2. **Limit Output Duration**:
   ```bash
   waddle single /path/to/audio.wav -t 30
   ```


## Developer Guide

This section provides guidelines for developers contributing to **Waddle**. It includes setting up the development environment, running tests, and maintaining code quality.

### Setting Up the Development Environment

1. **Clone the Repository**
   ```bash
   git clone https://github.com/emptymap/waddle.git
   cd waddle
   ```

2. **Install `uv` (Recommended)**
   We use [`uv`](https://github.com/astral-sh/uv) as a fast package manager.
   ```bash
   curl -LsSf https://astral.sh/uv/install.sh | sh
   ```


### Running Tests

We use `pytest` with coverage analysis to ensure code quality.

- **Run all tests with coverage reporting:**
  ```bash
  uv run pytest --cov=src --cov-report=html
  ```
  This will generate a coverage report in `htmlcov/`.

- **Run a specific test file:**
  ```bash
  uv run pytest tests/test_example.py
  ```

- **Run tests with verbose output:**
  ```bash
  uv run pytest -v
  ```

### Linting and Formatting

We use `ruff` for linting and formatting.

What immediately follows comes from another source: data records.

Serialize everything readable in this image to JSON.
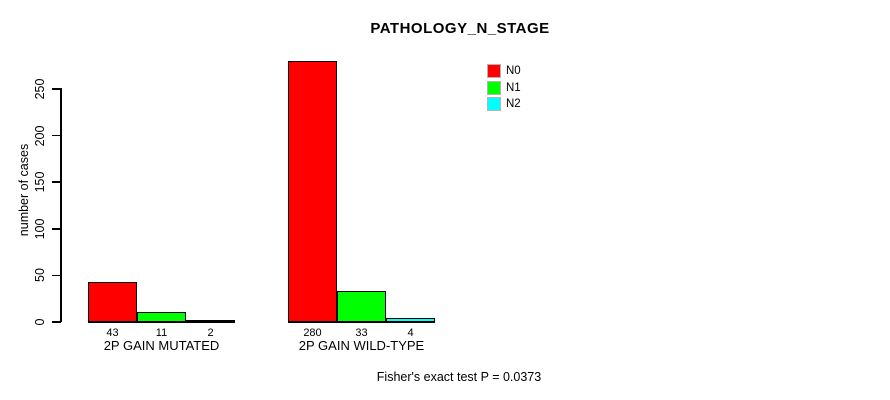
{
  "chart_data": {
    "type": "bar",
    "title": "PATHOLOGY_N_STAGE",
    "ylabel": "number of cases",
    "xlabel": "",
    "ylim": [
      0,
      282
    ],
    "yticks": [
      0,
      50,
      100,
      150,
      200,
      250
    ],
    "groups": [
      "2P GAIN MUTATED",
      "2P GAIN WILD-TYPE"
    ],
    "series": [
      {
        "name": "N0",
        "color": "#ff0000",
        "values": [
          43,
          280
        ]
      },
      {
        "name": "N1",
        "color": "#00ff00",
        "values": [
          11,
          33
        ]
      },
      {
        "name": "N2",
        "color": "#00ffff",
        "values": [
          2,
          4
        ]
      }
    ],
    "legend_position": "top-right",
    "grid": false,
    "background": "#ffffff",
    "annotation": "Fisher's exact test P = 0.0373"
  }
}
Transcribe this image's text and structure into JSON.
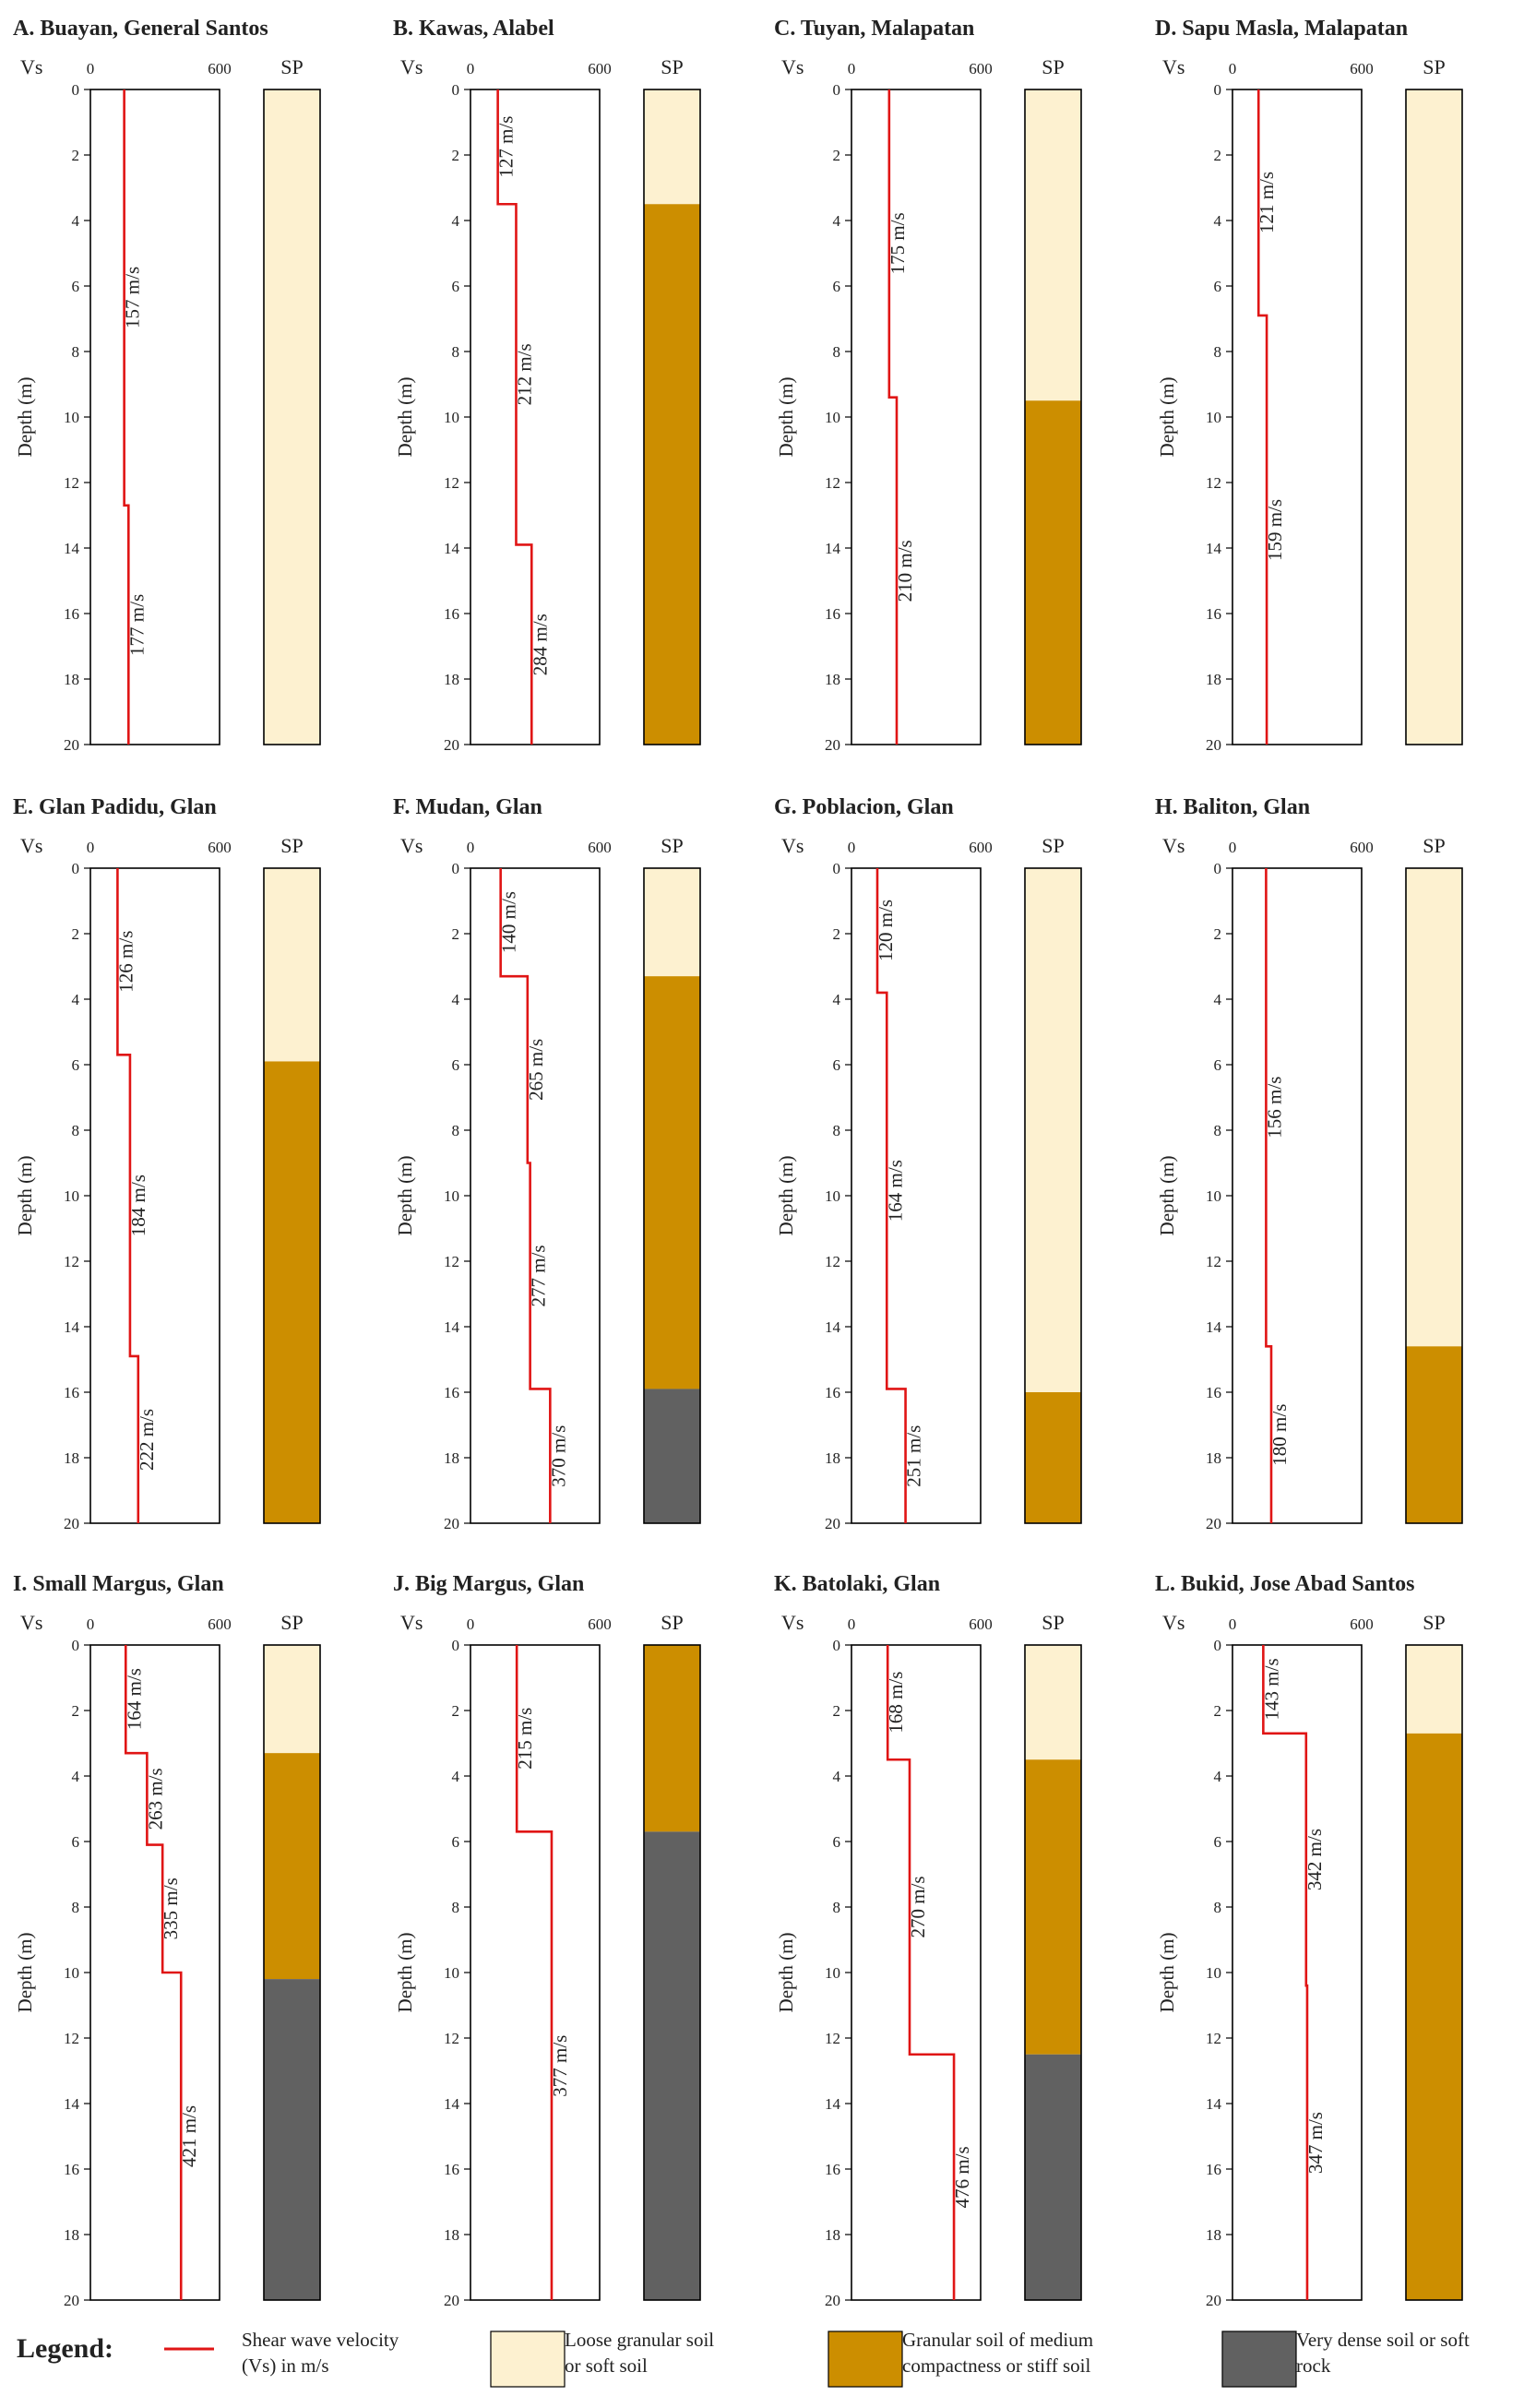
{
  "legend": {
    "title": "Legend:",
    "items": [
      {
        "key": "vs",
        "lines": [
          "Shear wave velocity",
          "(Vs) in m/s"
        ],
        "color": "#e01515"
      },
      {
        "key": "loose",
        "lines": [
          "Loose granular soil",
          "or soft soil"
        ],
        "color": "#fdf1d0"
      },
      {
        "key": "medium",
        "lines": [
          "Granular soil of medium",
          "compactness or stiff soil"
        ],
        "color": "#cc8e00"
      },
      {
        "key": "dense",
        "lines": [
          "Very dense soil or soft",
          "rock"
        ],
        "color": "#616161"
      }
    ]
  },
  "chart_data": [
    {
      "type": "line",
      "title": "A. Buayan, General Santos",
      "vs_label": "Vs",
      "sp_label": "SP",
      "ylabel": "Depth (m)",
      "xlim": [
        0,
        600
      ],
      "xticks": [
        0,
        600
      ],
      "ylim": [
        0,
        20
      ],
      "yticks": [
        0,
        2,
        4,
        6,
        8,
        10,
        12,
        14,
        16,
        18,
        20
      ],
      "layers": [
        {
          "top": 0,
          "bottom": 12.7,
          "vs": 157,
          "label": "157 m/s"
        },
        {
          "top": 12.7,
          "bottom": 20,
          "vs": 177,
          "label": "177 m/s"
        }
      ],
      "soil": [
        {
          "top": 0,
          "bottom": 20,
          "class": "loose"
        }
      ]
    },
    {
      "type": "line",
      "title": "B. Kawas, Alabel",
      "vs_label": "Vs",
      "sp_label": "SP",
      "ylabel": "Depth (m)",
      "xlim": [
        0,
        600
      ],
      "xticks": [
        0,
        600
      ],
      "ylim": [
        0,
        20
      ],
      "yticks": [
        0,
        2,
        4,
        6,
        8,
        10,
        12,
        14,
        16,
        18,
        20
      ],
      "layers": [
        {
          "top": 0,
          "bottom": 3.5,
          "vs": 127,
          "label": "127 m/s"
        },
        {
          "top": 3.5,
          "bottom": 13.9,
          "vs": 212,
          "label": "212 m/s"
        },
        {
          "top": 13.9,
          "bottom": 20,
          "vs": 284,
          "label": "284 m/s"
        }
      ],
      "soil": [
        {
          "top": 0,
          "bottom": 3.5,
          "class": "loose"
        },
        {
          "top": 3.5,
          "bottom": 20,
          "class": "medium"
        }
      ]
    },
    {
      "type": "line",
      "title": "C. Tuyan, Malapatan",
      "vs_label": "Vs",
      "sp_label": "SP",
      "ylabel": "Depth (m)",
      "xlim": [
        0,
        600
      ],
      "xticks": [
        0,
        600
      ],
      "ylim": [
        0,
        20
      ],
      "yticks": [
        0,
        2,
        4,
        6,
        8,
        10,
        12,
        14,
        16,
        18,
        20
      ],
      "layers": [
        {
          "top": 0,
          "bottom": 9.4,
          "vs": 175,
          "label": "175 m/s"
        },
        {
          "top": 9.4,
          "bottom": 20,
          "vs": 210,
          "label": "210 m/s"
        }
      ],
      "soil": [
        {
          "top": 0,
          "bottom": 9.5,
          "class": "loose"
        },
        {
          "top": 9.5,
          "bottom": 20,
          "class": "medium"
        }
      ]
    },
    {
      "type": "line",
      "title": "D. Sapu Masla, Malapatan",
      "vs_label": "Vs",
      "sp_label": "SP",
      "ylabel": "Depth (m)",
      "xlim": [
        0,
        600
      ],
      "xticks": [
        0,
        600
      ],
      "ylim": [
        0,
        20
      ],
      "yticks": [
        0,
        2,
        4,
        6,
        8,
        10,
        12,
        14,
        16,
        18,
        20
      ],
      "layers": [
        {
          "top": 0,
          "bottom": 6.9,
          "vs": 121,
          "label": "121 m/s"
        },
        {
          "top": 6.9,
          "bottom": 20,
          "vs": 159,
          "label": "159 m/s"
        }
      ],
      "soil": [
        {
          "top": 0,
          "bottom": 20,
          "class": "loose"
        }
      ]
    },
    {
      "type": "line",
      "title": "E. Glan Padidu, Glan",
      "vs_label": "Vs",
      "sp_label": "SP",
      "ylabel": "Depth (m)",
      "xlim": [
        0,
        600
      ],
      "xticks": [
        0,
        600
      ],
      "ylim": [
        0,
        20
      ],
      "yticks": [
        0,
        2,
        4,
        6,
        8,
        10,
        12,
        14,
        16,
        18,
        20
      ],
      "layers": [
        {
          "top": 0,
          "bottom": 5.7,
          "vs": 126,
          "label": "126 m/s"
        },
        {
          "top": 5.7,
          "bottom": 14.9,
          "vs": 184,
          "label": "184 m/s"
        },
        {
          "top": 14.9,
          "bottom": 20,
          "vs": 222,
          "label": "222 m/s"
        }
      ],
      "soil": [
        {
          "top": 0,
          "bottom": 5.9,
          "class": "loose"
        },
        {
          "top": 5.9,
          "bottom": 20,
          "class": "medium"
        }
      ]
    },
    {
      "type": "line",
      "title": "F. Mudan, Glan",
      "vs_label": "Vs",
      "sp_label": "SP",
      "ylabel": "Depth (m)",
      "xlim": [
        0,
        600
      ],
      "xticks": [
        0,
        600
      ],
      "ylim": [
        0,
        20
      ],
      "yticks": [
        0,
        2,
        4,
        6,
        8,
        10,
        12,
        14,
        16,
        18,
        20
      ],
      "layers": [
        {
          "top": 0,
          "bottom": 3.3,
          "vs": 140,
          "label": "140 m/s"
        },
        {
          "top": 3.3,
          "bottom": 9.0,
          "vs": 265,
          "label": "265 m/s"
        },
        {
          "top": 9.0,
          "bottom": 15.9,
          "vs": 277,
          "label": "277 m/s"
        },
        {
          "top": 15.9,
          "bottom": 20,
          "vs": 370,
          "label": "370 m/s"
        }
      ],
      "soil": [
        {
          "top": 0,
          "bottom": 3.3,
          "class": "loose"
        },
        {
          "top": 3.3,
          "bottom": 15.9,
          "class": "medium"
        },
        {
          "top": 15.9,
          "bottom": 20,
          "class": "dense"
        }
      ]
    },
    {
      "type": "line",
      "title": "G. Poblacion, Glan",
      "vs_label": "Vs",
      "sp_label": "SP",
      "ylabel": "Depth (m)",
      "xlim": [
        0,
        600
      ],
      "xticks": [
        0,
        600
      ],
      "ylim": [
        0,
        20
      ],
      "yticks": [
        0,
        2,
        4,
        6,
        8,
        10,
        12,
        14,
        16,
        18,
        20
      ],
      "layers": [
        {
          "top": 0,
          "bottom": 3.8,
          "vs": 120,
          "label": "120 m/s"
        },
        {
          "top": 3.8,
          "bottom": 15.9,
          "vs": 164,
          "label": "164 m/s"
        },
        {
          "top": 15.9,
          "bottom": 20,
          "vs": 251,
          "label": "251 m/s"
        }
      ],
      "soil": [
        {
          "top": 0,
          "bottom": 16.0,
          "class": "loose"
        },
        {
          "top": 16.0,
          "bottom": 20,
          "class": "medium"
        }
      ]
    },
    {
      "type": "line",
      "title": "H. Baliton, Glan",
      "vs_label": "Vs",
      "sp_label": "SP",
      "ylabel": "Depth (m)",
      "xlim": [
        0,
        600
      ],
      "xticks": [
        0,
        600
      ],
      "ylim": [
        0,
        20
      ],
      "yticks": [
        0,
        2,
        4,
        6,
        8,
        10,
        12,
        14,
        16,
        18,
        20
      ],
      "layers": [
        {
          "top": 0,
          "bottom": 14.6,
          "vs": 156,
          "label": "156 m/s"
        },
        {
          "top": 14.6,
          "bottom": 20,
          "vs": 180,
          "label": "180 m/s"
        }
      ],
      "soil": [
        {
          "top": 0,
          "bottom": 14.6,
          "class": "loose"
        },
        {
          "top": 14.6,
          "bottom": 20,
          "class": "medium"
        }
      ]
    },
    {
      "type": "line",
      "title": "I. Small Margus, Glan",
      "vs_label": "Vs",
      "sp_label": "SP",
      "ylabel": "Depth (m)",
      "xlim": [
        0,
        600
      ],
      "xticks": [
        0,
        600
      ],
      "ylim": [
        0,
        20
      ],
      "yticks": [
        0,
        2,
        4,
        6,
        8,
        10,
        12,
        14,
        16,
        18,
        20
      ],
      "layers": [
        {
          "top": 0,
          "bottom": 3.3,
          "vs": 164,
          "label": "164 m/s"
        },
        {
          "top": 3.3,
          "bottom": 6.1,
          "vs": 263,
          "label": "263 m/s"
        },
        {
          "top": 6.1,
          "bottom": 10.0,
          "vs": 335,
          "label": "335 m/s"
        },
        {
          "top": 10.0,
          "bottom": 20,
          "vs": 421,
          "label": "421 m/s"
        }
      ],
      "soil": [
        {
          "top": 0,
          "bottom": 3.3,
          "class": "loose"
        },
        {
          "top": 3.3,
          "bottom": 10.2,
          "class": "medium"
        },
        {
          "top": 10.2,
          "bottom": 20,
          "class": "dense"
        }
      ]
    },
    {
      "type": "line",
      "title": "J. Big Margus, Glan",
      "vs_label": "Vs",
      "sp_label": "SP",
      "ylabel": "Depth (m)",
      "xlim": [
        0,
        600
      ],
      "xticks": [
        0,
        600
      ],
      "ylim": [
        0,
        20
      ],
      "yticks": [
        0,
        2,
        4,
        6,
        8,
        10,
        12,
        14,
        16,
        18,
        20
      ],
      "layers": [
        {
          "top": 0,
          "bottom": 5.7,
          "vs": 215,
          "label": "215 m/s"
        },
        {
          "top": 5.7,
          "bottom": 20,
          "vs": 377,
          "label": "377 m/s"
        }
      ],
      "soil": [
        {
          "top": 0,
          "bottom": 5.7,
          "class": "medium"
        },
        {
          "top": 5.7,
          "bottom": 20,
          "class": "dense"
        }
      ]
    },
    {
      "type": "line",
      "title": "K. Batolaki, Glan",
      "vs_label": "Vs",
      "sp_label": "SP",
      "ylabel": "Depth (m)",
      "xlim": [
        0,
        600
      ],
      "xticks": [
        0,
        600
      ],
      "ylim": [
        0,
        20
      ],
      "yticks": [
        0,
        2,
        4,
        6,
        8,
        10,
        12,
        14,
        16,
        18,
        20
      ],
      "layers": [
        {
          "top": 0,
          "bottom": 3.5,
          "vs": 168,
          "label": "168 m/s"
        },
        {
          "top": 3.5,
          "bottom": 12.5,
          "vs": 270,
          "label": "270 m/s"
        },
        {
          "top": 12.5,
          "bottom": 20,
          "vs": 476,
          "label": "476 m/s"
        }
      ],
      "soil": [
        {
          "top": 0,
          "bottom": 3.5,
          "class": "loose"
        },
        {
          "top": 3.5,
          "bottom": 12.5,
          "class": "medium"
        },
        {
          "top": 12.5,
          "bottom": 20,
          "class": "dense"
        }
      ]
    },
    {
      "type": "line",
      "title": "L. Bukid, Jose Abad Santos",
      "vs_label": "Vs",
      "sp_label": "SP",
      "ylabel": "Depth (m)",
      "xlim": [
        0,
        600
      ],
      "xticks": [
        0,
        600
      ],
      "ylim": [
        0,
        20
      ],
      "yticks": [
        0,
        2,
        4,
        6,
        8,
        10,
        12,
        14,
        16,
        18,
        20
      ],
      "layers": [
        {
          "top": 0,
          "bottom": 2.7,
          "vs": 143,
          "label": "143 m/s"
        },
        {
          "top": 2.7,
          "bottom": 10.4,
          "vs": 342,
          "label": "342 m/s"
        },
        {
          "top": 10.4,
          "bottom": 20,
          "vs": 347,
          "label": "347 m/s"
        }
      ],
      "soil": [
        {
          "top": 0,
          "bottom": 2.7,
          "class": "loose"
        },
        {
          "top": 2.7,
          "bottom": 20,
          "class": "medium"
        }
      ]
    }
  ]
}
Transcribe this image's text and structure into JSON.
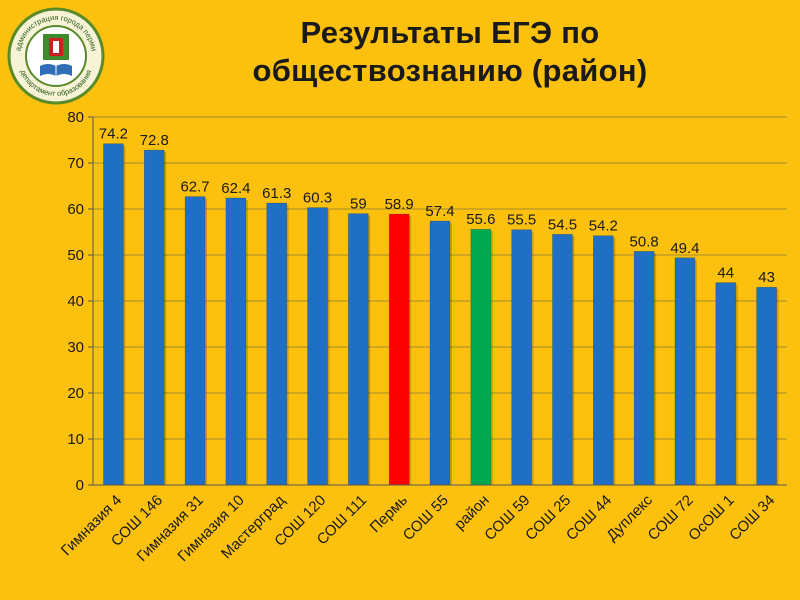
{
  "title_lines": [
    "Результаты ЕГЭ по",
    "обществознанию  (район)"
  ],
  "logo": {
    "top_text": "администрация города перми",
    "bottom_text": "департамент образования"
  },
  "chart_data": {
    "type": "bar",
    "title": "Результаты ЕГЭ по обществознанию  (район)",
    "categories": [
      "Гимназия 4",
      "СОШ 146",
      "Гимназия 31",
      "Гимназия 10",
      "Мастерград",
      "СОШ 120",
      "СОШ 111",
      "Пермь",
      "СОШ 55",
      "район",
      "СОШ 59",
      "СОШ 25",
      "СОШ 44",
      "Дуплекс",
      "СОШ 72",
      "ОсОШ 1",
      "СОШ 34"
    ],
    "values": [
      74.2,
      72.8,
      62.7,
      62.4,
      61.3,
      60.3,
      59,
      58.9,
      57.4,
      55.6,
      55.5,
      54.5,
      54.2,
      50.8,
      49.4,
      44,
      43
    ],
    "value_labels": [
      "74.2",
      "72.8",
      "62.7",
      "62.4",
      "61.3",
      "60.3",
      "59",
      "58.9",
      "57.4",
      "55.6",
      "55.5",
      "54.5",
      "54.2",
      "50.8",
      "49.4",
      "44",
      "43"
    ],
    "bar_colors": [
      "#1f6fc4",
      "#1f6fc4",
      "#1f6fc4",
      "#1f6fc4",
      "#1f6fc4",
      "#1f6fc4",
      "#1f6fc4",
      "#ff0000",
      "#1f6fc4",
      "#00a84f",
      "#1f6fc4",
      "#1f6fc4",
      "#1f6fc4",
      "#1f6fc4",
      "#1f6fc4",
      "#1f6fc4",
      "#1f6fc4"
    ],
    "yticks": [
      "0",
      "10",
      "20",
      "30",
      "40",
      "50",
      "60",
      "70",
      "80"
    ],
    "ylim": [
      0,
      80
    ],
    "xlabel": "",
    "ylabel": "",
    "grid": true,
    "legend": "none"
  },
  "colors": {
    "background": "#fcc10f",
    "bar_default": "#1f6fc4",
    "bar_highlight_city": "#ff0000",
    "bar_highlight_district": "#00a84f"
  }
}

- **Fix linting issues and format code automatically:**
  ```bash
  uv run ruff check --fix | uv run ruff format
  ```

- **Check for linting errors without fixing:**
  ```bash
  uv run ruff check
  ```

- **Format code without running lint checks:**
  ```bash
  uv run ruff format
  ```


### Code Structure

The **Waddle** repository is organized as follows:

```
waddle/
├── pyproject.toml      # Project metadata, dependencies, and tool configurations
├── src/                # Main library source code
│   ├── waddle/         
│   │   ├── __main__.py  # CLI entry point for Waddle
│   │   ├── argparse.py  # Handles CLI arguments and command parsing
│   │   ├── config.py    # Configuration settings for processing
│   │   ├── processor.py # Core processing logic for audio preprocessing
│   │   ├── utils.py     # Helper functions for audio handling
│   │   ├── processing/  
│   │   │   ├── combine.py   # Merges multiple audio sources
│   │   │   ├── segment.py   # Segments audio into chunks
│   │   ├── audios/
│   │   │   ├── align_offset.py  # Synchronization logic for alignment
│   │   │   ├── call_tools.py    # Interfaces with external audio tools
│   │   ├── utils_test.py  # Unit tests for utilities
│   └── waddle.egg-info/   # Packaging metadata for distribution
├── tests/               # Unit and integration tests
│   ├── integration_test.py   # End-to-end integration tests
│   ├── ep0/             # Sample audio files for testing
│   │   ├── GMT20250119-015233_Recording_1280x720.wav  # Reference audio
│   │   ├── ep12-kotaro.wav  # Example speaker audio
│   │   ├── ep12-masa.wav    # Example speaker audio
│   │   ├── ep12-shun.wav    # Example speaker audio
└── README.md           # Documentation for installation and usage
```

#### Key Files and Directories:

- **`src/waddle/__main__.py`**  
  - CLI entry point for running Waddle.
  
- **`src/waddle/processor.py`**  
  - Core logic for aligning, normalizing, and transcribing audio.

- **`src/waddle/processing/combine.py`**  
  - Merges multiple speaker audio files into a single track.

- **`src/waddle/processing/segment.py`**  
  - Splits long audio into manageable segments.

- **`src/waddle/audios/align_offset.py`**  
  - Handles audio synchronization using a reference track.

- **`tests/integration_test.py`**  
  - Runs integration tests to validate the preprocessing pipeline.



### Contributing

1. **Create a Feature Branch**
   ```bash
   git checkout -b feature/my-new-feature
   ```

2. **Write Code & Add Tests**
   - Ensure all functions are covered with tests in `tests/`.

3. **Run Tests & Formatting**
   ```bash
   uv run pytest
   uv run ruff check --fix
   uv run ruff format
   ```

4. **Commit Changes**
   ```bash
   git add .
   git commit -m "Add my new feature"
   ```

5. **Push and Create a Pull Request**
   ```bash
   git push origin feature/my-new-feature
   ```
   - Open a PR on GitHub and request a review.

### CI/CD

- **GitHub Actions** will run:
  - `pytest` for tests
  - `ruff check` for linting
  - `ruff format` for formatting
  - Code coverage report generation

Ensure your changes pass CI before merging!